Mar 19, 2013

Reality


This film by Matteo Garrone (Gomorrah) is reminiscent of the great Italian comedies of the sixties, but it is squarely of today. Being about a man's obsession with entering a reality show, it has more than a whiff of the surreal. The Italians are masters at comedy that is both endearing and cruelly tragic.
It is no coincidence that Luciano (Aniello Arena), is hypnotized by the creepy vulgarity of Grande Fratello, Italy's version of Big Brother. Training cameras on human beings trapped in spectacularly decorated cages is not that far from Orwell's own Big Brother.
Luciano's is a painful, maddening and highly absurd journey, sort of like what life in Italy must be today, still under the crass, vulgarian sway of Silvio Berlusconi. We may laugh at Luciano's delusions but Garrone sticks the knife in as he explores his increasing madness. That the TV show is shot in Cinecittá, where all the great Italian films were once made, is only another heartless twist of the knife. Life in Italy has become a lurid travesty, and Garrone's nonstop fluid camera floats around the national decline in a lucid and feverish state.

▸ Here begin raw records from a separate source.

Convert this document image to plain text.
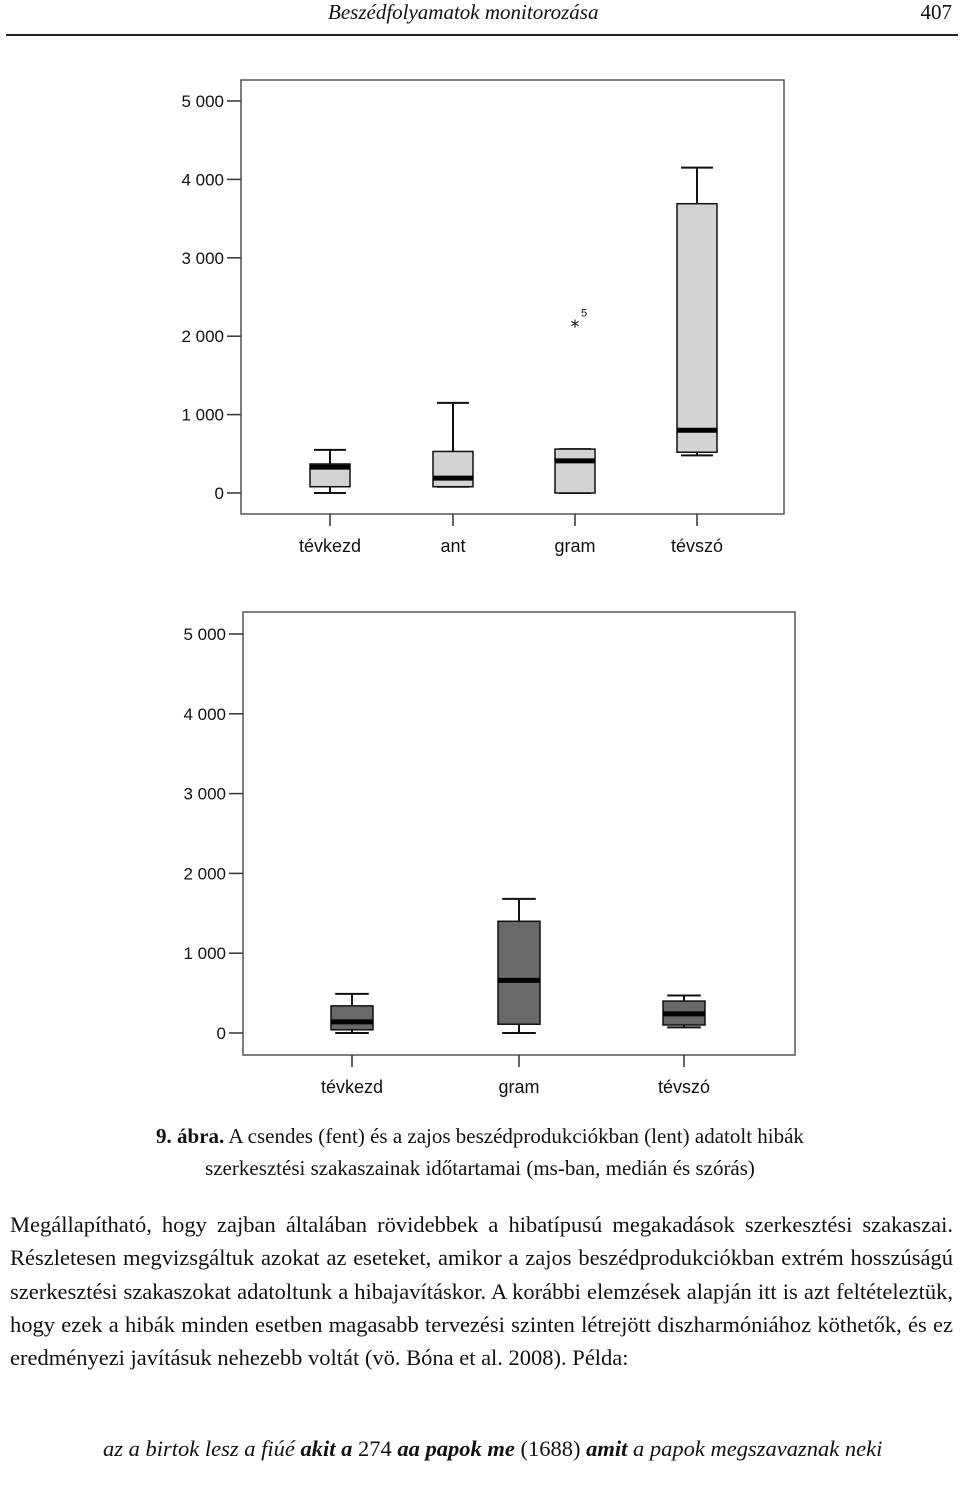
Beszédfolyamatok monitorozása	407
5 000
4 000
3 000
2 000
1 000
0
tévkezd	ant	gram	tévszó
*
5
5 000
4 000
3 000
2 000
1 000
0
tévkezd	gram	tévszó
9. ábra. A csendes (fent) és a zajos beszédprodukciókban (lent) adatolt hibák
szerkesztési szakaszainak időtartamai (ms-ban, medián és szórás)
Megállapítható, hogy zajban általában rövidebbek a hibatípusú megakadások szerkesztési szakaszai. Részletesen megvizsgáltuk azokat az eseteket, amikor a zajos beszédprodukciókban extrém hosszúságú szerkesztési szakaszokat adatoltunk a hibajavításkor. A korábbi elemzések alapján itt is azt feltételeztük, hogy ezek a hibák minden esetben magasabb tervezési szinten létrejött diszharmóniához köthetők, és ez eredményezi javításuk nehezebb voltát (vö. Bóna et al. 2008). Példa:
az a birtok lesz a fiúé akit a 274 aa papok me (1688) amit a papok megszavaznak neki
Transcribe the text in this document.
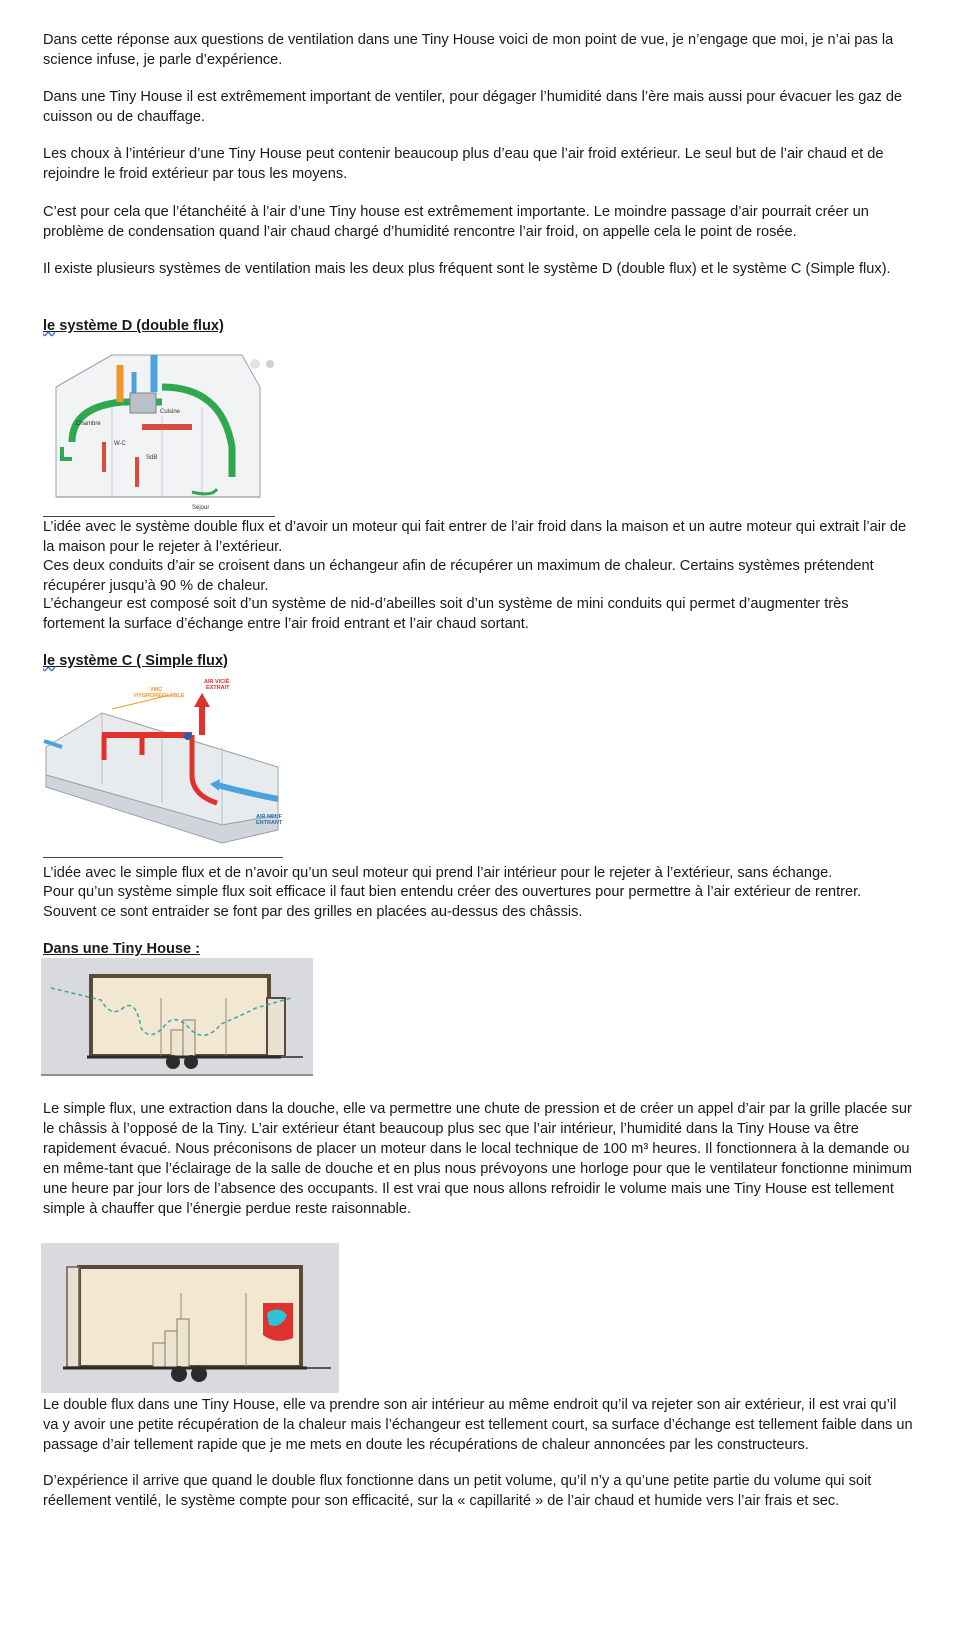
Dans cette réponse aux questions de ventilation dans une Tiny House voici de mon point de vue, je n’engage que moi, je n’ai pas la science infuse, je parle d’expérience.

Dans une Tiny House il est extrêmement important de ventiler, pour dégager l’humidité dans l’ère mais aussi pour évacuer les gaz de cuisson ou de chauffage.

Les choux à l’intérieur d’une Tiny House peut contenir beaucoup plus d’eau que l’air froid extérieur. Le seul but de l’air chaud et de rejoindre le froid extérieur par tous les moyens.

C’est pour cela que l’étanchéité à l’air d’une Tiny house est extrêmement importante. Le moindre passage d’air pourrait créer un problème de condensation quand l’air chaud chargé d’humidité rencontre l’air froid, on appelle cela le point de rosée.

Il existe plusieurs systèmes de ventilation mais les deux plus fréquent sont le système D (double flux) et le système C (Simple flux).

le système D (double flux)

Chambre
W-C
SdB
Cuisine
Séjour

L’idée avec le système double flux et d’avoir un moteur qui fait entrer de l’air froid dans la maison et un autre moteur qui extrait l’air de la maison pour le rejeter à l’extérieur.

Ces deux conduits d’air se croisent dans un échangeur afin de récupérer un maximum de chaleur. Certains systèmes prétendent récupérer jusqu’à 90 % de chaleur.

L’échangeur est composé soit d’un système de nid-d’abeilles soit d’un système de mini conduits qui permet d’augmenter très fortement la surface d’échange entre l’air froid entrant et l’air chaud sortant.

le système C ( Simple flux)

VMC
HYGRORÉGLABLE
AIR VICIÉ
EXTRAIT
AIR NEUF
ENTRANT

L’idée avec le simple flux et de n’avoir qu’un seul moteur qui prend l’air intérieur pour le rejeter à l’extérieur, sans échange.

Pour qu’un système simple flux soit efficace il faut bien entendu créer des ouvertures pour permettre à l’air extérieur de rentrer. Souvent ce sont entraider se font par des grilles en placées au-dessus des châssis.

Dans une Tiny House :

Le simple flux, une extraction dans la douche, elle va permettre une chute de pression et de créer un appel d’air par la grille placée sur le châssis à l’opposé de la Tiny. L’air extérieur étant beaucoup plus sec que l’air intérieur, l’humidité dans la Tiny House va être rapidement évacué. Nous préconisons de placer un moteur dans le local technique de 100 m³ heures. Il fonctionnera à la demande ou en même-tant que l’éclairage de la salle de douche et en plus nous prévoyons une horloge pour que le ventilateur fonctionne minimum une heure par jour lors de l’absence des occupants. Il est vrai que nous allons refroidir le volume mais une Tiny House est tellement simple à chauffer que l’énergie perdue reste raisonnable.

Le double flux dans une Tiny House, elle va prendre son air intérieur au même endroit qu’il va rejeter son air extérieur, il est vrai qu’il va y avoir une petite récupération de la chaleur mais l’échangeur est tellement court, sa surface d’échange est tellement faible dans un passage d’air tellement rapide que je me mets en doute les récupérations de chaleur annoncées par les constructeurs.

D’expérience il arrive que quand le double flux fonctionne dans un petit volume, qu’il n’y a qu’une petite partie du volume qui soit réellement ventilé, le système compte pour son efficacité, sur la « capillarité » de l’air chaud et humide vers l’air frais et sec.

The film begins with a surreal aerial shot of a gilded horse carriage through the streets of Naples. It alights at a garish wedding destination for struggling Italians. This is where Luciano first sets eyes on Enzo, the local hero of Big Brother, whose claim to fame is to have lasted about 130 days in that televised cage. Luciano, who is a born entertainer, starts believing he can make it to the program, which for the most part casts aspiring two-bit Italian professionals with big American dreams. He's just a fishmonger living in a fabulously dilapidated neighborhood with an extended, mostly matriarchal family (the cast is spectacular). He is a good, hardworking man whose mind gets hijacked by dreams of greatness (flying in and out of weddings via helicopter, as Enzo does, seems to be the height of aspiration). For his part, all Enzo does is pose with regular people and chant "never give up" in English, another cruel reminder of empty, if dangerously individualistic popular hallucinations. Follow your dreams, leave all common sense behind, never give up. Americans forget that these familiar exhortations are not always indigenous to other parts of the world. Italy is held together by family (and to judge by this movie, mothers who cook marvels at all times). This and the Catholic faith get swept aside in pursuit of a sad, lonely and nightmarish dream of "success".

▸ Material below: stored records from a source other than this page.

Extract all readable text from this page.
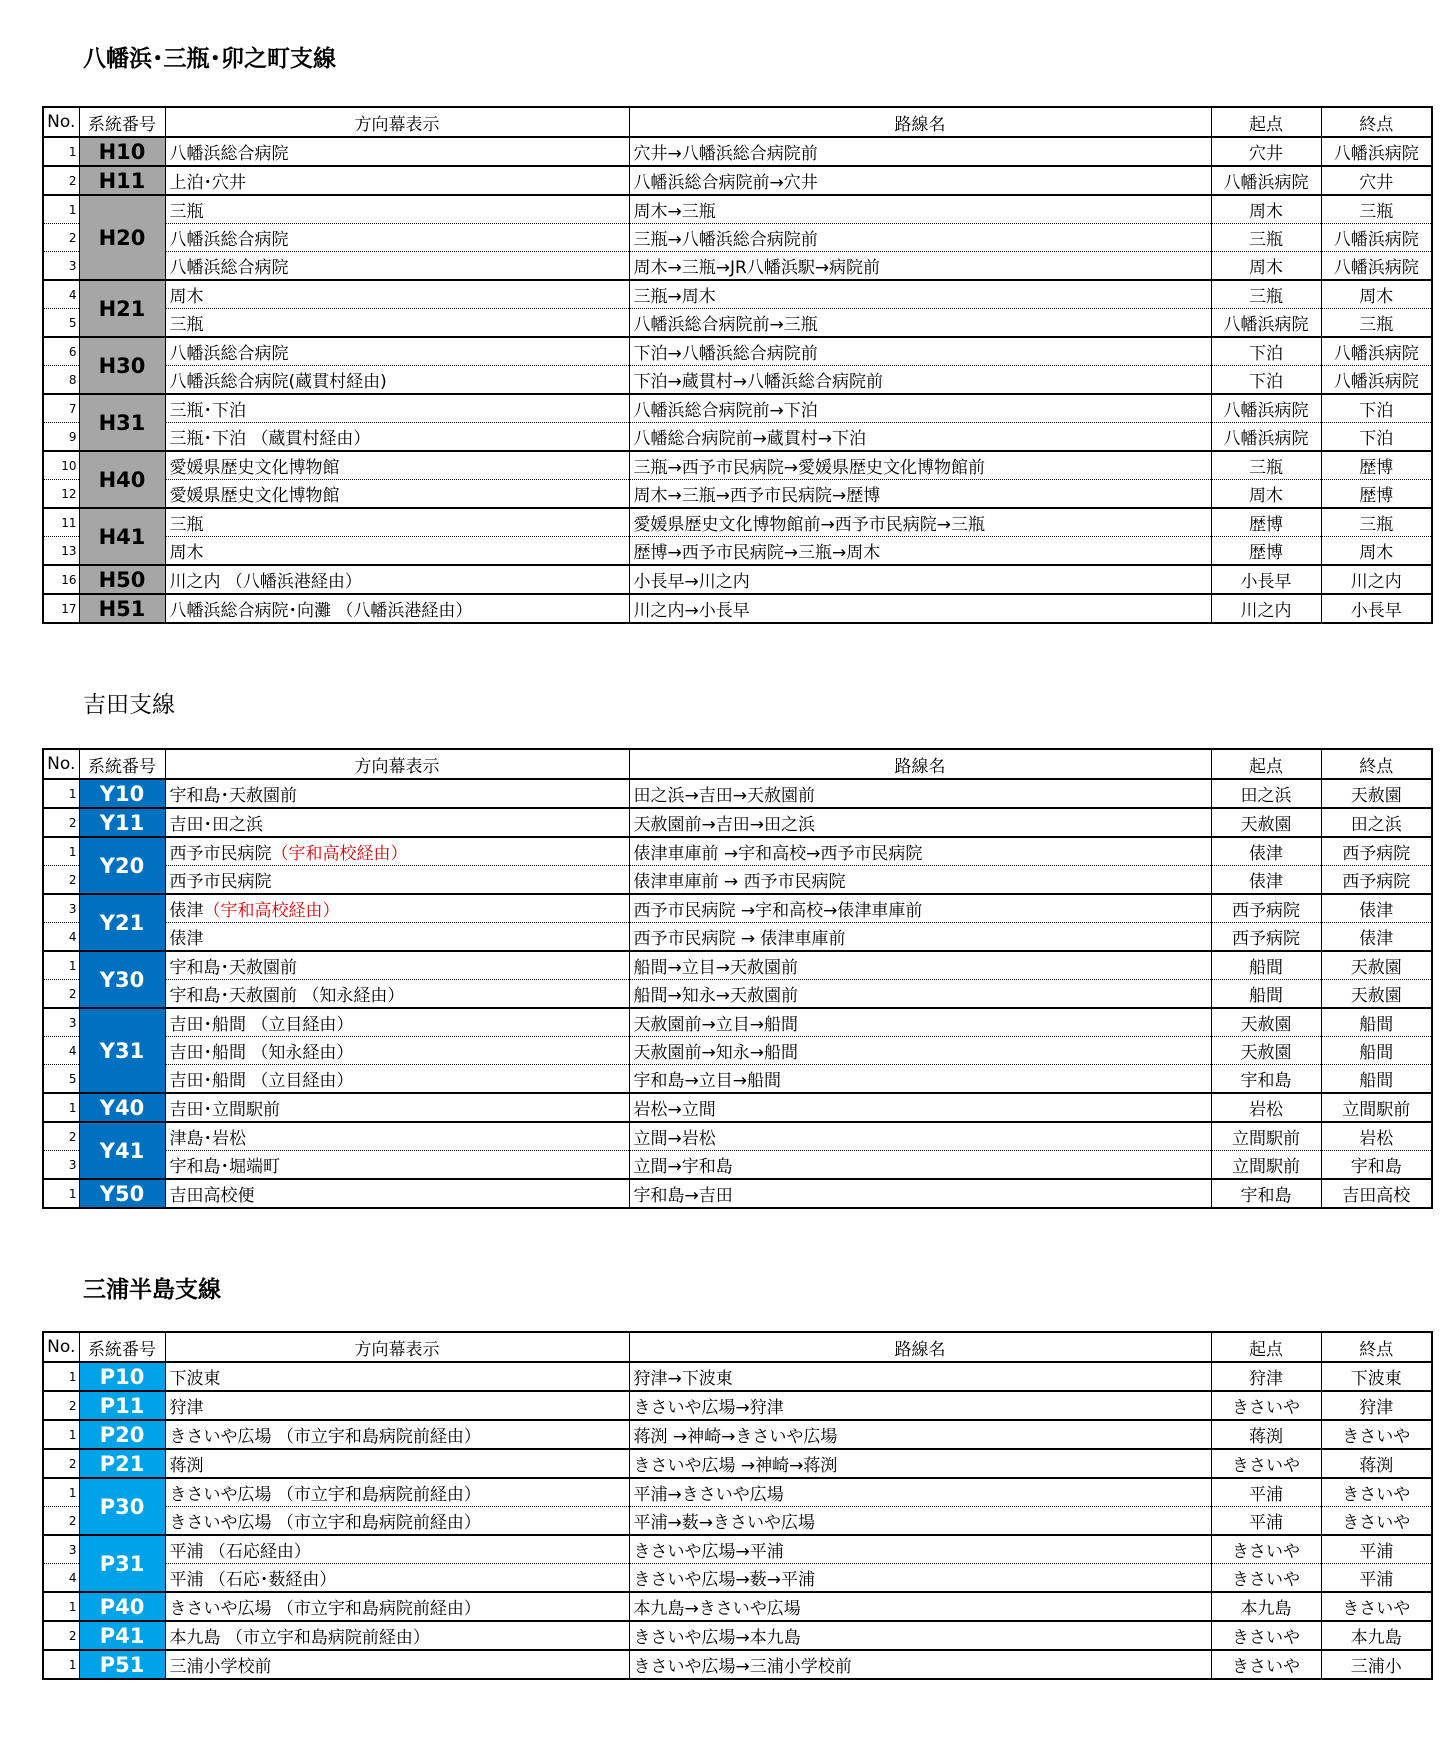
八幡浜･三瓶･卯之町支線
No.	系統番号	方向幕表示	路線名	起点	終点
1	H10	八幡浜総合病院	穴井→八幡浜総合病院前	穴井	八幡浜病院
2	H11	上泊･穴井	八幡浜総合病院前→穴井	八幡浜病院	穴井
1	H20	三瓶	周木→三瓶	周木	三瓶
2		八幡浜総合病院	三瓶→八幡浜総合病院前	三瓶	八幡浜病院
3		八幡浜総合病院	周木→三瓶→JR八幡浜駅→病院前	周木	八幡浜病院
4	H21	周木	三瓶→周木	三瓶	周木
5		三瓶	八幡浜総合病院前→三瓶	八幡浜病院	三瓶
6	H30	八幡浜総合病院	下泊→八幡浜総合病院前	下泊	八幡浜病院
8		八幡浜総合病院(蔵貫村経由)	下泊→蔵貫村→八幡浜総合病院前	下泊	八幡浜病院
7	H31	三瓶･下泊	八幡浜総合病院前→下泊	八幡浜病院	下泊
9		三瓶･下泊 （蔵貫村経由）	八幡総合病院前→蔵貫村→下泊	八幡浜病院	下泊
10	H40	愛媛県歴史文化博物館	三瓶→西予市民病院→愛媛県歴史文化博物館前	三瓶	歴博
12		愛媛県歴史文化博物館	周木→三瓶→西予市民病院→歴博	周木	歴博
11	H41	三瓶	愛媛県歴史文化博物館前→西予市民病院→三瓶	歴博	三瓶
13		周木	歴博→西予市民病院→三瓶→周木	歴博	周木
16	H50	川之内 （八幡浜港経由）	小長早→川之内	小長早	川之内
17	H51	八幡浜総合病院･向灘 （八幡浜港経由）	川之内→小長早	川之内	小長早
吉田支線
No.	系統番号	方向幕表示	路線名	起点	終点
1	Y10	宇和島･天赦園前	田之浜→吉田→天赦園前	田之浜	天赦園
2	Y11	吉田･田之浜	天赦園前→吉田→田之浜	天赦園	田之浜
1	Y20	西予市民病院（宇和高校経由）	俵津車庫前 →宇和高校→西予市民病院	俵津	西予病院
2		西予市民病院	俵津車庫前 → 西予市民病院	俵津	西予病院
3	Y21	俵津（宇和高校経由）	西予市民病院 →宇和高校→俵津車庫前	西予病院	俵津
4		俵津	西予市民病院 → 俵津車庫前	西予病院	俵津
1	Y30	宇和島･天赦園前	船間→立目→天赦園前	船間	天赦園
2		宇和島･天赦園前 （知永経由）	船間→知永→天赦園前	船間	天赦園
3	Y31	吉田･船間 （立目経由）	天赦園前→立目→船間	天赦園	船間
4		吉田･船間 （知永経由）	天赦園前→知永→船間	天赦園	船間
5		吉田･船間 （立目経由）	宇和島→立目→船間	宇和島	船間
1	Y40	吉田･立間駅前	岩松→立間	岩松	立間駅前
2	Y41	津島･岩松	立間→岩松	立間駅前	岩松
3		宇和島･堀端町	立間→宇和島	立間駅前	宇和島
1	Y50	吉田高校便	宇和島→吉田	宇和島	吉田高校
三浦半島支線
No.	系統番号	方向幕表示	路線名	起点	終点
1	P10	下波東	狩津→下波東	狩津	下波東
2	P11	狩津	きさいや広場→狩津	きさいや	狩津
1	P20	きさいや広場 （市立宇和島病院前経由）	蒋渕 →神崎→きさいや広場	蒋渕	きさいや
2	P21	蒋渕	きさいや広場 →神崎→蒋渕	きさいや	蒋渕
1	P30	きさいや広場 （市立宇和島病院前経由）	平浦→きさいや広場	平浦	きさいや
2		きさいや広場 （市立宇和島病院前経由）	平浦→薮→きさいや広場	平浦	きさいや
3	P31	平浦 （石応経由）	きさいや広場→平浦	きさいや	平浦
4		平浦 （石応･薮経由）	きさいや広場→薮→平浦	きさいや	平浦
1	P40	きさいや広場 （市立宇和島病院前経由）	本九島→きさいや広場	本九島	きさいや
2	P41	本九島 （市立宇和島病院前経由）	きさいや広場→本九島	きさいや	本九島
1	P51	三浦小学校前	きさいや広場→三浦小学校前	きさいや	三浦小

Echoes of Fellini abound in Garrone's loving yet exasperated observation of his fellow countrymen, their penchant for the absurd, the dramatic, and the funny. It feels like he wants to get under their skin and shake them awake and away from the moronic inferno (to quote Martin Amis) they are living in. Reality meanders and is a bit unfocussed towards the end, with an ambiguous resolution that feels undercooked, but it is good, intense, bitter medicine. You'll laugh, you'll cry, as it should be.